>> In the wake of deadly attacks in Istanbul and earlier this year in Brussels, safety concerns are moving from securing airplanes to protecting airports. I'm Reuter's reporter Conway Gittens in a cab arriving at New York's JFK airport which is one of the nation's Busiest transportation hubs. If we were in Turkey, this cab would have already been stopped for a security check, although that didn't seem to work on Tuesday, because reportedly, all three gunmen arrived in cabs.
Now take a look around at the terminal. This is the perfect soft target, there are hundreds of people coming, going, as you can see there's a line right there, people with their bags ready to check them in for their flights. But, there's no security, the security doesn't start outside, it doesn't begin until you go inside.
The one and only airport security checkpoint manned by the TSA creates the perfect spot for an attacker. The suicide bombers in Turkey and the gunman in Brussels back in March both launched their attacks on the crowd waiting to clear security. One solution being considered, move the checkpoint outside.
But security experts we spoke to say that creates the paradox of protecting a place like an airport or a train station or a bus terminal.

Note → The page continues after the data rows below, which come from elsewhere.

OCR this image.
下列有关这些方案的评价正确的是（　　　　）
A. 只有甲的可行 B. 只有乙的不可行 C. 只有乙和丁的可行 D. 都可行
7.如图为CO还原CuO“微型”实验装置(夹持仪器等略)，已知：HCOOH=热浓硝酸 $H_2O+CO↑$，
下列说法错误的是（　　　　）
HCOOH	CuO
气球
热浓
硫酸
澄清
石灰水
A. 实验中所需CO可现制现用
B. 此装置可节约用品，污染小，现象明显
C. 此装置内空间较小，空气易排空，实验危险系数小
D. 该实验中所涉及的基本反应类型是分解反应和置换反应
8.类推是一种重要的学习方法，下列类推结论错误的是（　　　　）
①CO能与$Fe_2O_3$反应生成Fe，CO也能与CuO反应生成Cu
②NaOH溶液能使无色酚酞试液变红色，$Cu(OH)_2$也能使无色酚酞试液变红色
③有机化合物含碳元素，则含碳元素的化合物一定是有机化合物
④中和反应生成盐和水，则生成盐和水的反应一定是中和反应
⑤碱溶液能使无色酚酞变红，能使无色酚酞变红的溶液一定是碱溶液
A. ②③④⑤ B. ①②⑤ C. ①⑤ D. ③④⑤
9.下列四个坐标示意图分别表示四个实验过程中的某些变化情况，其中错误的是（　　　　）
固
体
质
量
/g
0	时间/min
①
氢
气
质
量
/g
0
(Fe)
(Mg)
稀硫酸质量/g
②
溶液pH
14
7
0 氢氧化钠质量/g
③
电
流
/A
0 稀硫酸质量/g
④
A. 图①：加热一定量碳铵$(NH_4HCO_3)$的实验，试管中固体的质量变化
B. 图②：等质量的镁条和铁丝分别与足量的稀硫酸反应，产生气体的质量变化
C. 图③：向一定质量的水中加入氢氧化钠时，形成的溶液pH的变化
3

Wherever you put the checkpoint, you create a line, a bottleneck, and another possible target. Another possible solution might be a multilayered security system.
Guards, watching cars approach, more cameras, more bomb-sniffing dogs, agents screen passengers before they check in. But that means more space, personnel and money. Record long TSA lines so far already showing a security agency straining to carry the summer travel load. It's unclear how US airports could handle a security upgrade and overhaul.
One industry consultant telling us quote, there's not great way to solve this proactively.